Neither the Ministry of Finance nor any other stakeholder has presented facts to support the underlying assumption that gambling in general – and play on online casinos in particular – have increased during the covid-19 crisis. In its recent report to the Swedish government, the agency responsible for the Swedish gambling market also confirms it hasn’t detected increased gambling during the coronavirus pandemic.
The government is aware of the alarmingly low percentage of online casino players who now play within the licensed Swedish system. The government has also seen data from the Swedish Tax Agency that show gambling on horse races – and not online casino gambling – has increased during the coronavirus crisis.
We share the government’s view that protection for and of players is of the utmost importance. We agree that this work must continue and that together we can create a sustainable gambling market with strong consumer protections. But the work must be based on facts.
The Ministry of Finance has the opportunity to implement a number of fact-based measures that would improve consumer protections without damaging the important channelization. On the contrary, the channelization would benefit with these measures, which would also strengthen consumer protections.
Introducing licensing requirements for companies that supply games as well as the companies that provide customers, so-called B2B licenses, would increase the Swedish Gambling Authority’s ability to regulate the market and prevent the black market from targeting Swedish gamblers. The measure would promote the channelization and is therefore welcomed by the licensed gambling industry as well as gambling addiction organizations.
There is very little awareness about Spelpaus, the central self-removal register, as well as other regulated consumer protection measures. The Swedish Gambling Authority and the Swedish Consumer Agency should be tasked with increasing public awareness about these tools. Systembolaget’s IQ campaign could serve as inspiration for a proactive information portal.
The digital gambling industry collects and processes large amounts of data on customers’ gambling behaviour. The Ministry of Finance should instruct the Swedish Gambling Authority to request regular reports, with anonymized data, on customers’ gambling behaviour in order to increase understanding about gambling habits and identify any systematic problems. The gambling companies have this data and already share it with researchers.
Great strides have been made in machine learning and artificial intelligence.
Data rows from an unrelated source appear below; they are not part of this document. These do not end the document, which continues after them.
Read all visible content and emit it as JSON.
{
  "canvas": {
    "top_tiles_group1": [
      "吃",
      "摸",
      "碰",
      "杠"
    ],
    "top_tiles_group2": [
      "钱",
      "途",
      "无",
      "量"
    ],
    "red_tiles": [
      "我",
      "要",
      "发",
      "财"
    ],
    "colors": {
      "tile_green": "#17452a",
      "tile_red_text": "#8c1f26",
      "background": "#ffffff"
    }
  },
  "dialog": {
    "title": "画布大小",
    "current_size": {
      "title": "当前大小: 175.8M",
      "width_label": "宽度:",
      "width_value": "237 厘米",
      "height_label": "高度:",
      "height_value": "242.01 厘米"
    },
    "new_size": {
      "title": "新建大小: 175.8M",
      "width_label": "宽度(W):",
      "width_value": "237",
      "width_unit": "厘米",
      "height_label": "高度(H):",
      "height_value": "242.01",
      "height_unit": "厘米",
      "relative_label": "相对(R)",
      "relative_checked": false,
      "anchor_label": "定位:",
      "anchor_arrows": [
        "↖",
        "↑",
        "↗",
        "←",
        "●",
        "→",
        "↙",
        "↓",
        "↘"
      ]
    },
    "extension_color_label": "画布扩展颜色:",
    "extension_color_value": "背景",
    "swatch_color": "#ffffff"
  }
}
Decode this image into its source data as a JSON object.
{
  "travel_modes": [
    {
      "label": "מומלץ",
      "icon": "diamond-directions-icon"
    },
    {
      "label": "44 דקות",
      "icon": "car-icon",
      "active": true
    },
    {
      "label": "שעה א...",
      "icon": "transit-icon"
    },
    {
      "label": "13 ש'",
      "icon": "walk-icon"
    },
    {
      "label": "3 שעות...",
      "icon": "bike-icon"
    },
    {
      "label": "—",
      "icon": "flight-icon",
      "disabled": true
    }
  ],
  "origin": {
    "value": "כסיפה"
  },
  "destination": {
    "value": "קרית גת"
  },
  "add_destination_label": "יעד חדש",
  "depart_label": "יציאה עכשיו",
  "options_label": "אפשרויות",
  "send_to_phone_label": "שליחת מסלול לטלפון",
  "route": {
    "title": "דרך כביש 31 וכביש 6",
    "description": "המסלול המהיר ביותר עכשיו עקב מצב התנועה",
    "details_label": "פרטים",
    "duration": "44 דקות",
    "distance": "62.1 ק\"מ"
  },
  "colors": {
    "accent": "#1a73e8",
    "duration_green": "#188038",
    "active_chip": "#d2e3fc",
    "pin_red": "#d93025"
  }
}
Computers are capable of handling huge amounts of data and identifying the patterns required for increasing understanding and providing the basis for decisions. The gambling industry is also making progress in this area and sees great opportunities for improving our ability to detect and stop harmful phenomena such as problem gambling, match fixing, and money laundering. The Ministry of Finance has a golden opportunity to initiate a strategic collaboration in this area together with authorities, researchers, the gambling industry, and gambling addiction groups.
The EU’s strict data protection laws are generally a good thing. We share the view that each individual should own their own data. Having the opportunity to share personal data between gambling companies as well as between gambling companies and authorities would make it easier to quickly identify and prevent gambling problems or fraudulent activities. Today, every gambling company can make these discoveries on their own but can’t share the information in a simple and legal way.
Addictive and unhealthy behaviour by individuals is individual and is easy to track in the gambling industry thanks to the large amount of data that is continuously collected from all players. Any future risk classification system must be based on the conditions and actions of the individual.
The government must clarify the Swedish Gambling Authority’s mandate to ensure the integrity of the licensing system and in so doing strengthen the all-important degree of channelization.